Montalvo E A, Parmley R T, Grose C
J Virol. 1985 Mar;53(3):761-70. doi: 10.1128/JVI.53.3.761-770.1985.
Varicella-zoster virus specifies the formation of several glycoproteins, including the preponderant gp98-gp62 glycoprotein complex in the outer membranes of virus-infected cells. These viral glycoproteins are recognized and precipitated by a previously described monoclonal antibody designated monoclone 3B3. When an immunoblot analysis was performed, only gp98 was reactive with monoclone 3B3 antibody; likewise, titration in the presence of increased concentrations of sodium dodecyl sulfate during antigen-antibody incubations caused selective precipitation of gp98 but not gp62. Further structural analyses of gp98 were performed by using the glycosidases endo-beta-N-acetylglucosaminidase H (endoglycosidase H) and neuraminidase and two inhibitors of glycosylation (tunicamycin and monensin). In addition to gp98, antibody 3B3 reacted with several intermediate products, including gp90, gp88, gp81, and a nonglycosylated polypeptide, p73. Since gp98 was completely resistant to digestion with endoglycosidase H, it contained only complex carbohydrate moieties; conversely, gp81 contained mainly high-mannose residues. Polypeptide p73 was immunodetected in the presence of tunicamycin and designated as a nascent recipient of N-linked sugars, whereas gp88 was considered to contain O-linked oligosaccharides because its synthesis was not affected by tunicamycin. The ionophore monensin inhibited production of mature gp98, but other intermediate forms, including gp90, were detected. Since the latter product was similar in molecular weight to the desialated form of gp98, one effect of monensin treatment of varicella-zoster virus-infected cells was to block the addition of N-acetylneuraminic acid. Monensin also blocked insertion of gp98 into the plasma membrane and, as determined by electron microscopy, inhibited envelopment of the nucleocapsid and its transport within the cytoplasm. On the basis of this study, we reached the following conclusions: the primary antibody 3B3-binding epitope is located on gp98, gp98 is a mature product of viral glycoprotein processing, gp98 contains both N-linked and O-linked oligosaccharide side chains, gp90 is the desialated penultimate form of gp98, gp88 is an O-linked intermediate of gp98, gp81 is the high-mannose intermediate of gp98, and p73 is the unglycosylated precursor of gp98.

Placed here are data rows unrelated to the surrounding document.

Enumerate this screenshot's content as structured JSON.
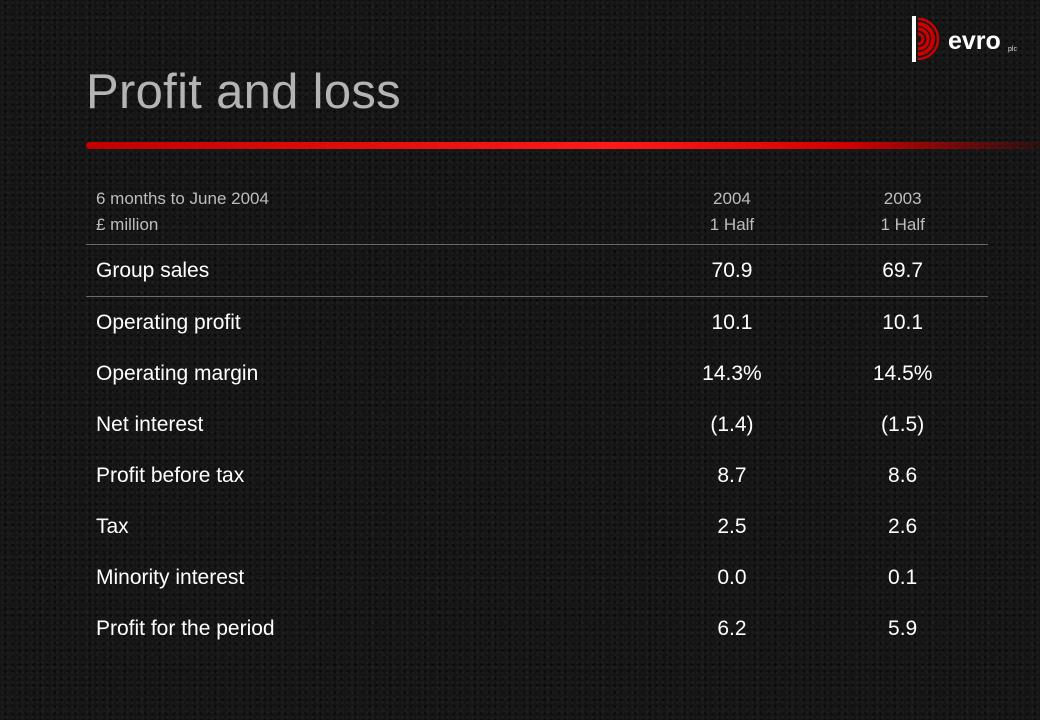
{
  "slide": {
    "title": "Profit and loss"
  },
  "logo": {
    "text": "evro",
    "suffix": "plc",
    "colors": {
      "mark": "#cc0000",
      "text": "#ffffff"
    }
  },
  "table": {
    "header": {
      "label_line1": "6 months to June 2004",
      "label_line2": "£ million",
      "col1_line1": "2004",
      "col1_line2": "1 Half",
      "col2_line1": "2003",
      "col2_line2": "1 Half"
    },
    "rows": [
      {
        "label": "Group sales",
        "v2004": "70.9",
        "v2003": "69.7"
      },
      {
        "label": "Operating profit",
        "v2004": "10.1",
        "v2003": "10.1"
      },
      {
        "label": "Operating margin",
        "v2004": "14.3%",
        "v2003": "14.5%"
      },
      {
        "label": "Net interest",
        "v2004": "(1.4)",
        "v2003": "(1.5)"
      },
      {
        "label": "Profit before tax",
        "v2004": "8.7",
        "v2003": "8.6"
      },
      {
        "label": "Tax",
        "v2004": "2.5",
        "v2003": "2.6"
      },
      {
        "label": "Minority interest",
        "v2004": "0.0",
        "v2003": "0.1"
      },
      {
        "label": "Profit for the period",
        "v2004": "6.2",
        "v2003": "5.9"
      }
    ]
  },
  "colors": {
    "background": "#151515",
    "title": "#b4b4b4",
    "accent_bar": "#e00000",
    "header_text": "#bdbdbd",
    "body_text": "#ffffff"
  }
}
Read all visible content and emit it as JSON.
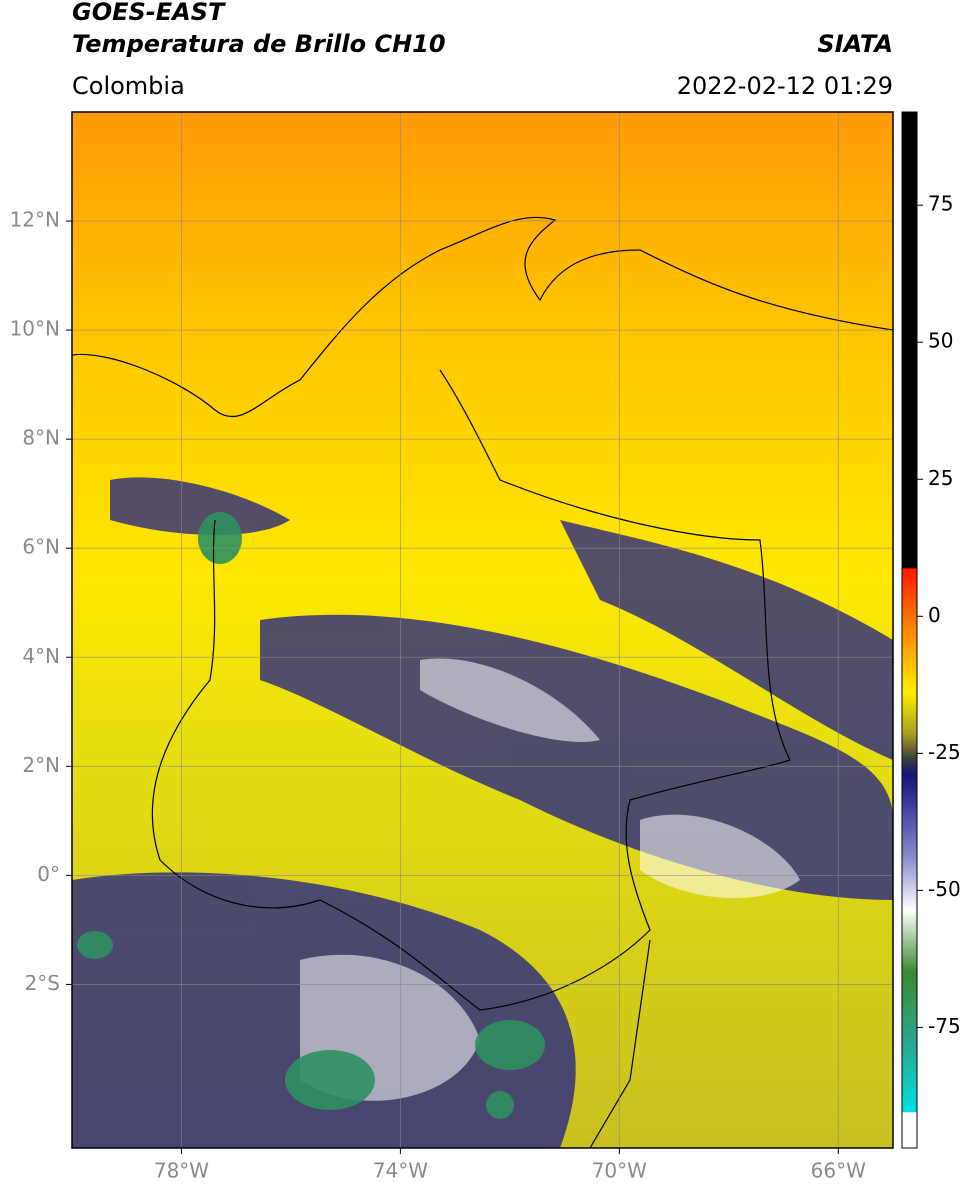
{
  "header": {
    "satellite": "GOES-EAST",
    "product": "Temperatura de Brillo CH10",
    "source": "SIATA",
    "region": "Colombia",
    "datetime": "2022-02-12 01:29"
  },
  "map": {
    "lonlim": [
      -80,
      -65
    ],
    "latlim": [
      -5,
      14
    ],
    "lon_ticks": [
      {
        "value": -78,
        "label": "78°W"
      },
      {
        "value": -74,
        "label": "74°W"
      },
      {
        "value": -70,
        "label": "70°W"
      },
      {
        "value": -66,
        "label": "66°W"
      }
    ],
    "lat_ticks": [
      {
        "value": 12,
        "label": "12°N"
      },
      {
        "value": 10,
        "label": "10°N"
      },
      {
        "value": 8,
        "label": "8°N"
      },
      {
        "value": 6,
        "label": "6°N"
      },
      {
        "value": 4,
        "label": "4°N"
      },
      {
        "value": 2,
        "label": "2°N"
      },
      {
        "value": 0,
        "label": "0°"
      },
      {
        "value": -2,
        "label": "2°S"
      }
    ]
  },
  "colorbar": {
    "lim": [
      -97,
      92
    ],
    "ticks": [
      75,
      50,
      25,
      0,
      -25,
      -50,
      -75
    ]
  }
}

水痘带状疱疹病毒可促使多种糖蛋白的形成,包括病毒感染细胞外膜中占主导地位的gp98-gp62糖蛋白复合物。这些病毒糖蛋白可被一种先前描述的名为单克隆抗体3B3的单克隆抗体识别并沉淀。进行免疫印迹分析时,只有gp98与单克隆3B3抗体发生反应;同样,在抗原-抗体孵育过程中增加十二烷基硫酸钠浓度进行滴定,会导致gp98选择性沉淀,而gp62不会沉淀。通过使用糖苷酶内切β-N-乙酰氨基葡萄糖苷酶H(内切糖苷酶H)、神经氨酸酶以及两种糖基化抑制剂(衣霉素和莫能菌素)对gp98进行了进一步的结构分析。除了gp98,抗体3B3还与几种中间产物发生反应,包括gp90、gp88、gp81和一种非糖基化多肽p73。由于gp98对内切糖苷酶H的消化完全具有抗性,它仅含有复合碳水化合物部分;相反,gp81主要含有高甘露糖残基。多肽p73在衣霉素存在的情况下被免疫检测到,并被指定为N-连接糖的新生受体,而gp88被认为含有O-连接寡糖,因为其合成不受衣霉素影响。离子载体莫能菌素抑制成熟gp98的产生,但可检测到其他中间形式,包括gp90。由于后者产物的分子量与gp98的去唾液酸化形式相似,莫能菌素处理水痘带状疱疹病毒感染细胞的一个作用是阻断N-乙酰神经氨酸的添加。莫能菌素还阻断gp98插入质膜,并且通过电子显微镜确定,它抑制核衣壳的包膜形成及其在细胞质中的运输。基于这项研究,我们得出以下结论:主要抗体3B3结合表位位于gp98上,gp98是病毒糖蛋白加工的成熟产物,gp98同时含有N-连接和O-连接寡糖侧链,gp90是gp98的去唾液酸化倒数第二种形式,gp88是gp98的O-连接中间体,gp81是gp98的高甘露糖中间体,p73是gp98的未糖基化前体。